Mandiri Capital Pimpin Pendanaan untuk "Startup Fintech" Amartha

Sakina Rakhma Diah Setiawan
Kompas.com - 07/03/2017, 12:16 WIB
KOMPAS.com/SAKINA RAKHMA DIAH SETIYAWAN Konferensi pers pemberian modal oleh Mandiri Capital Indonesia kepada Amartha di Pasar Santa, Selasa (7/3/2017).

JAKARTA, KOMPAS.com - PT Mandiri Capital Indonesia (MCI) memimpin pendanaan untuk investasi perusahaan rintisan atau startup layanan keuangan berbasis digital (financial technology/ fintech) peer-to-peer lending Amartha.

Selain MCI, investor lain yang berpartisipasi adalah Lynx Asia Partners, Beenext, dan Midplaza Holding.

Amartha adalah fintech yang fokus pada bisnis peer-to-peer lending untuk masyarakat yang belum terjangkau bank (unbanked) di Indonesia.

Amartha menyediakan platform website untuk peminjam dan pemberi pinjaman secara online. Pemberi pinjaman bisa mengakses informasi mengenai peminjam secara menyeluruh, antara lain peruntukan pembiayaan, latar belakang, hingga skor kredit yang dimiliki.

"Model bisnis Amartha sangat penting bagi perekonomian karena mampu memberikan solusi untuk menyentuh masyarakat unbanked," kata Direktur Utama MCI Eddi Danusaputro dalam konferensi pers di Pasar Santa, Jakarta Selatan, Selasa (7/3/2017).

Eddi menjelaskan, penanaman modal yang dilakukan MCI dan beberapa investor kepada Amartha ini adalah kategori A series fundraising.

Meski tak menjelaskan nilai investasi secara rinci, Eddi mengungkapkan lazimnya adalah sebesar 2 juta hingga 5 juta dollar AS.

"Lazimnya ke perusahaan startup fintech kalau dilakukan series A fundraising adalah antara 2 juta sampai 5 juta dollar AS. Ini konsisten," jelas Eddi.

Pada kesempatan yang sama, CEO dan pendiri Amartha Andi Taufan Garuda Putra mengungkapkan, pihaknya berupaya untuk memodernisasi segmen mikro. Sehingga, tercipta segmen pasar baru yang memungkinkan masyarakat pada lapisan piramida terbawah memperoleh alternatif permodalan bagi bisnis mereka.
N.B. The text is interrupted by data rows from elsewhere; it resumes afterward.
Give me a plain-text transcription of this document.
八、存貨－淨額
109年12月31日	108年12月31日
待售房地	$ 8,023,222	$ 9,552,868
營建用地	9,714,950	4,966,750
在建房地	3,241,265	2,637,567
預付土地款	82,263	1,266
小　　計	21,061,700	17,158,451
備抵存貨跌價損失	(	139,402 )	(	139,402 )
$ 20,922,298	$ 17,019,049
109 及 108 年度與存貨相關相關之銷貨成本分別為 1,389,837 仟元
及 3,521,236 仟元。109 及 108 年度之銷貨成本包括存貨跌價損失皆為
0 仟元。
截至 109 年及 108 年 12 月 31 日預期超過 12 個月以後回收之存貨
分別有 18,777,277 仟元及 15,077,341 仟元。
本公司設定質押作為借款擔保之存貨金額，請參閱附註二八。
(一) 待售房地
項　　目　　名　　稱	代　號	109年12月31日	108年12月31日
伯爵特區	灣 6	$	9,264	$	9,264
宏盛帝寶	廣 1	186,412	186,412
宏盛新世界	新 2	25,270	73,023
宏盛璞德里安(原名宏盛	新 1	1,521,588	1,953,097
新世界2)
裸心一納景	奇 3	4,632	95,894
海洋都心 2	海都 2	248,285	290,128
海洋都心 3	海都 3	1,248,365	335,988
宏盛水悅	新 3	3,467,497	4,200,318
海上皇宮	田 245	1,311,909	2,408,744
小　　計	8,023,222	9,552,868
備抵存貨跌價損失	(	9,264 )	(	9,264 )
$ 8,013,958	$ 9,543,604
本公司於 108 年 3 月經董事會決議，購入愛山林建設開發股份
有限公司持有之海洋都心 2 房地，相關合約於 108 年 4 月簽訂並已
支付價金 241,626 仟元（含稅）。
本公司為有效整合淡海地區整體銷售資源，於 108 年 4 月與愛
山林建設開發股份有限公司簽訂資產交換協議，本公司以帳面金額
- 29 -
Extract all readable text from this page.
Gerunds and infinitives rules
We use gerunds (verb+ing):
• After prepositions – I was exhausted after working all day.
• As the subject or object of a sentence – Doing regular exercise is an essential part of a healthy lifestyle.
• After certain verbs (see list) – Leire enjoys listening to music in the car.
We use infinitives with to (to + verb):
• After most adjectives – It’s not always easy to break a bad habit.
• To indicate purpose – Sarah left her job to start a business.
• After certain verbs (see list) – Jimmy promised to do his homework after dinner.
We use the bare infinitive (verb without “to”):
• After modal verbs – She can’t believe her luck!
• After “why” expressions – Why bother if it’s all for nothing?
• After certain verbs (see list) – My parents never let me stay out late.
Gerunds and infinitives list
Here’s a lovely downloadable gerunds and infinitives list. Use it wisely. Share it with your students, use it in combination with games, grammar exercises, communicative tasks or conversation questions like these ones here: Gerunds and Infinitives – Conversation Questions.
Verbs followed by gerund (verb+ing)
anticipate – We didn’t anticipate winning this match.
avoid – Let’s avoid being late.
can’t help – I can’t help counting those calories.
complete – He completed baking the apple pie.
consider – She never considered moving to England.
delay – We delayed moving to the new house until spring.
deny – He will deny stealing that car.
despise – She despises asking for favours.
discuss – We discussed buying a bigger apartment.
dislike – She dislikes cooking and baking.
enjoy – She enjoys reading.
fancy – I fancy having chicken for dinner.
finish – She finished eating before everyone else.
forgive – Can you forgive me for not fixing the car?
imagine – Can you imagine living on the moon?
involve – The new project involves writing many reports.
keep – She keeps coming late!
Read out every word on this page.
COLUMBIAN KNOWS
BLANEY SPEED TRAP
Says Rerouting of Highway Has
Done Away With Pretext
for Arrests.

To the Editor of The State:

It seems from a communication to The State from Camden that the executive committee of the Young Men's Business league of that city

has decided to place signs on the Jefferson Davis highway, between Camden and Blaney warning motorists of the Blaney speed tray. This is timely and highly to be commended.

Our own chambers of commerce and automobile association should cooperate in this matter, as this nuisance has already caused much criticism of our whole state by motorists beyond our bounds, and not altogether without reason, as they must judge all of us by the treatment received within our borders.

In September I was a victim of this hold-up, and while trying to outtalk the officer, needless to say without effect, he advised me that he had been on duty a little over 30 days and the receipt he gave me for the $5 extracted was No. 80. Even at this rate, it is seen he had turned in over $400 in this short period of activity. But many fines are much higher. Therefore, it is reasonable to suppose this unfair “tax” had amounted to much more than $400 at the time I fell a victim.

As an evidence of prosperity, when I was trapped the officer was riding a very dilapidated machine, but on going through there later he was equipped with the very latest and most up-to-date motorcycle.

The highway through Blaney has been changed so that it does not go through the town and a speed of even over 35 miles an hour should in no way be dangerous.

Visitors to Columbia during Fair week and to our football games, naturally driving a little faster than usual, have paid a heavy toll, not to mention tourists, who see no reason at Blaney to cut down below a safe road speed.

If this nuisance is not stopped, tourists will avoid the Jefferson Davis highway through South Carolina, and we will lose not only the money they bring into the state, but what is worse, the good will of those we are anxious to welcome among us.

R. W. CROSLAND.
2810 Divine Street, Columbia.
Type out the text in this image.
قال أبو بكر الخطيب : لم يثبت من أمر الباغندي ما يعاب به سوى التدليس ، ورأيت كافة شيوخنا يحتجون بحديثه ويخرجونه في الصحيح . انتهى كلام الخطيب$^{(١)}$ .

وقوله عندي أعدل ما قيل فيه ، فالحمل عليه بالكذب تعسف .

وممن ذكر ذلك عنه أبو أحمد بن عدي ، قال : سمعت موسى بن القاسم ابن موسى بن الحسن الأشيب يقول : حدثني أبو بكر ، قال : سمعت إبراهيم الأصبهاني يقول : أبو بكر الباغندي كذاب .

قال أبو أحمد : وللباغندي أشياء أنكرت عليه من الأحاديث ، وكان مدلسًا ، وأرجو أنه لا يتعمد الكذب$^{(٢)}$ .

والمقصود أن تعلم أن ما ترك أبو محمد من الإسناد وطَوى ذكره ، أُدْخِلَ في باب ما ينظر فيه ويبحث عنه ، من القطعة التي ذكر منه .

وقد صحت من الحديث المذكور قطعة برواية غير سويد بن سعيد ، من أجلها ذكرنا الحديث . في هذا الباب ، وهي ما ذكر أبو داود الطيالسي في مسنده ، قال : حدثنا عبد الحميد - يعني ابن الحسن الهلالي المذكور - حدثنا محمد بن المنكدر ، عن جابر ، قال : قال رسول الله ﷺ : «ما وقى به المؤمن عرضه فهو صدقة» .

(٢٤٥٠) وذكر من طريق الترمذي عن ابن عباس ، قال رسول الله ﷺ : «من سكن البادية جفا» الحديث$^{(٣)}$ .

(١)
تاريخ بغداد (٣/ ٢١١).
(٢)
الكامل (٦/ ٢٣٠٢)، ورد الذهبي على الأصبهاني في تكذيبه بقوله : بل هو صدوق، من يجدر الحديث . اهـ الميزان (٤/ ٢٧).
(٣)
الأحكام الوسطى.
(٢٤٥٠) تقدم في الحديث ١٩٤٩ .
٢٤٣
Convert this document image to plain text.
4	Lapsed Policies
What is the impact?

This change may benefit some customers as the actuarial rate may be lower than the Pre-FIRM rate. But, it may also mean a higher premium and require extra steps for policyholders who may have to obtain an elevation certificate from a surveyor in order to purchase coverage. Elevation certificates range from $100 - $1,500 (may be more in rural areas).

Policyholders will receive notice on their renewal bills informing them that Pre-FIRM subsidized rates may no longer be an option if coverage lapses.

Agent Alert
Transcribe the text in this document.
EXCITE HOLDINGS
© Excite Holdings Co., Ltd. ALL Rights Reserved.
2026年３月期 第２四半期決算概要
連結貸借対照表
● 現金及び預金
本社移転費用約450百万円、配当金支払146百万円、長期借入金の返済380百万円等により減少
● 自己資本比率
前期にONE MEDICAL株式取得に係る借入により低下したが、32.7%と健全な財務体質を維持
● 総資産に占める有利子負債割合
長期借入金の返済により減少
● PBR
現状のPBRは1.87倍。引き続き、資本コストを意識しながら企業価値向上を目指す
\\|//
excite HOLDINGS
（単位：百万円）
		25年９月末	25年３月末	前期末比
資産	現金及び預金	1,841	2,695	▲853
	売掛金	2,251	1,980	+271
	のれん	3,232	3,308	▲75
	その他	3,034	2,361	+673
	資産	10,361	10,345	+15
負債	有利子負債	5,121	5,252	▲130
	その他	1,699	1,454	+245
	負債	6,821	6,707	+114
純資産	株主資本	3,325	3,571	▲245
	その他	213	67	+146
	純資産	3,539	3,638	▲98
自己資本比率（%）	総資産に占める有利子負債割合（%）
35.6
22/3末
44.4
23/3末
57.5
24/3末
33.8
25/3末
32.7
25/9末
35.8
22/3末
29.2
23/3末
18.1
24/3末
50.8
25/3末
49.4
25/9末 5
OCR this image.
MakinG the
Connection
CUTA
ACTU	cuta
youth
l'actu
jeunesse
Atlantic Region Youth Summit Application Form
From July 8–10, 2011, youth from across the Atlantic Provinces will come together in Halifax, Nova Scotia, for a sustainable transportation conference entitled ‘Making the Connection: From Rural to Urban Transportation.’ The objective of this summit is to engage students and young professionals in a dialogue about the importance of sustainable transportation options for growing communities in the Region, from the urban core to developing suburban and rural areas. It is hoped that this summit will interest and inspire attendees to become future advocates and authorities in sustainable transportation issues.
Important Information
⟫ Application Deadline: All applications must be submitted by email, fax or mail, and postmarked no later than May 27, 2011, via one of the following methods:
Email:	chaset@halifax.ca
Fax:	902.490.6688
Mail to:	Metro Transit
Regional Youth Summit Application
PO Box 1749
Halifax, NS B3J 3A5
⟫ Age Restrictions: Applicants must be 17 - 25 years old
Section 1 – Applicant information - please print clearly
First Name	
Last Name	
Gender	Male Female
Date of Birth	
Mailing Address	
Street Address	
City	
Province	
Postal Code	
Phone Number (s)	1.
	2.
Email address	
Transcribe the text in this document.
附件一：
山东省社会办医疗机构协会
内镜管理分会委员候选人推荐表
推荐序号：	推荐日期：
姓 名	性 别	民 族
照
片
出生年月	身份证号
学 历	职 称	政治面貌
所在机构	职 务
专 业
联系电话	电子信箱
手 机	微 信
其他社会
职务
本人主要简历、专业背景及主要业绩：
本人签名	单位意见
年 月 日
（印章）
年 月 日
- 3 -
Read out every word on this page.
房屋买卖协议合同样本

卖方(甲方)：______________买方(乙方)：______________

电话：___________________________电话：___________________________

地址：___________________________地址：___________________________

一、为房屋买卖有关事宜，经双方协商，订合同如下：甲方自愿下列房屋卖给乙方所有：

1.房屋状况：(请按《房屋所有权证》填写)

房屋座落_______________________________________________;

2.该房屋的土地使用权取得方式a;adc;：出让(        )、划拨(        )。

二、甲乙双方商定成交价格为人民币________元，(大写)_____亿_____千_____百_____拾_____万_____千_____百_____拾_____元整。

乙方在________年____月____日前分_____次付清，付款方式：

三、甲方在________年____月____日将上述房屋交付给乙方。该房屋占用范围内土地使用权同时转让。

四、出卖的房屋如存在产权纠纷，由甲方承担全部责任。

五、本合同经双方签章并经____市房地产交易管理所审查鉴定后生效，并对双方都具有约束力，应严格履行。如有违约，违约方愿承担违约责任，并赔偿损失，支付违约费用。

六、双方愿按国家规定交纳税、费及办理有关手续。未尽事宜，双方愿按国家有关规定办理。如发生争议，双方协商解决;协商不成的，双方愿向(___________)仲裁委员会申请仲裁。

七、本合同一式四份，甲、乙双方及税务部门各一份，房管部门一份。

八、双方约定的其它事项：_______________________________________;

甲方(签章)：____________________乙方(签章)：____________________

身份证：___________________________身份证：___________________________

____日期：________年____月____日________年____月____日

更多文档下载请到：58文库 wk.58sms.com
"Yang membuat Amartha menarik adalah siapa yang dijangkau, yakni usaha-usaha sederhana, rumahan, di pelosok kampung dan desa-desa," ungkap Taufan.

Hingga saat ini Amartha sudah menyalurkan pembiayaan lebih dari Rp 68 miliar kepada sekitar 28.000 pengusaha mikro perempuan. Adapun tingkat gagal bayar mencapai nol persen.